A 3D volume rendering of a the most recent CTA examination (left) demonstrating standard locations for clinical aortic diameter measurements including: sinuses of Valsalva (A), mid-ascending (B), proximal arch (C), and distal arch (D). Maximum aortic diameter measurements (in mm) at each location are shown at baseline (2016) and follow-up (2018) CTA examinations at the matched locations, using double-oblique technique.

Figure 2.

Result of Vascular Deformation Mapping (VDM) shown in left anterior oblique (left) and right posterior oblique (right) projections. The color scale represents the degree of measured aortic wall deformation by spatial Jacobian analysis and is normalized by the interval between CTA examinations to yield a growth rate (|J|/year). Based on VDM analysis, growth of the ascending aorta involved the coronary ostia (white arrows), and eccentric growth was noted in the proximal arch, which was higher in degree along the greater curvature (yellow arrow) than the lesser curvature (purple arrow).

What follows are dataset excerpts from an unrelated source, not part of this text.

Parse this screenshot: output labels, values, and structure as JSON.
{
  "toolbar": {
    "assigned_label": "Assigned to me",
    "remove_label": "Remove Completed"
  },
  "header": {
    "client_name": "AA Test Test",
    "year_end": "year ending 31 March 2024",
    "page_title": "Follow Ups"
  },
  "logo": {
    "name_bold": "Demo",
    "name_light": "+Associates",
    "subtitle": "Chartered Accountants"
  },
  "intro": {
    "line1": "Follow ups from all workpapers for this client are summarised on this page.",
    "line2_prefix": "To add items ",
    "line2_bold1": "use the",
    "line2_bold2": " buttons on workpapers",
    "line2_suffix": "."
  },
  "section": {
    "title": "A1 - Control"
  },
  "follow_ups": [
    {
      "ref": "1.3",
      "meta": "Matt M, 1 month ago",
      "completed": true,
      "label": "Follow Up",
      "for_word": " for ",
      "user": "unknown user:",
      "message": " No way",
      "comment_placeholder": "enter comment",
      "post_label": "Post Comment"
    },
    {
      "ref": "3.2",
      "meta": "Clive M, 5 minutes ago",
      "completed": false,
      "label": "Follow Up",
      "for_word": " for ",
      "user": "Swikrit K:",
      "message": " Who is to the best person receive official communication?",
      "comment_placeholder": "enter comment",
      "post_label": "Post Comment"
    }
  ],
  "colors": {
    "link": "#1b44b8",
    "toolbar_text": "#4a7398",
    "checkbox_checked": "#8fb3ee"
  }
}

A focal region of growth was detected in at the mid-descending level (blue arrowhead). An aberrant origin of the right subclavian artery was incidentally noted.

Figure 3.

VDM results were validated though measurement of change in aortic perimeter measurements (in mm) between baseline (2016) and follow-up (2018) CTA studies at five standard locations: sinuses of Valsalva (A), mid ascending (B), proximal arch (C), distal arch (D), mid descending (E). Aortic circumference was used to calculate a derived diameter for growth rate assessment [circumference (in mm)/π].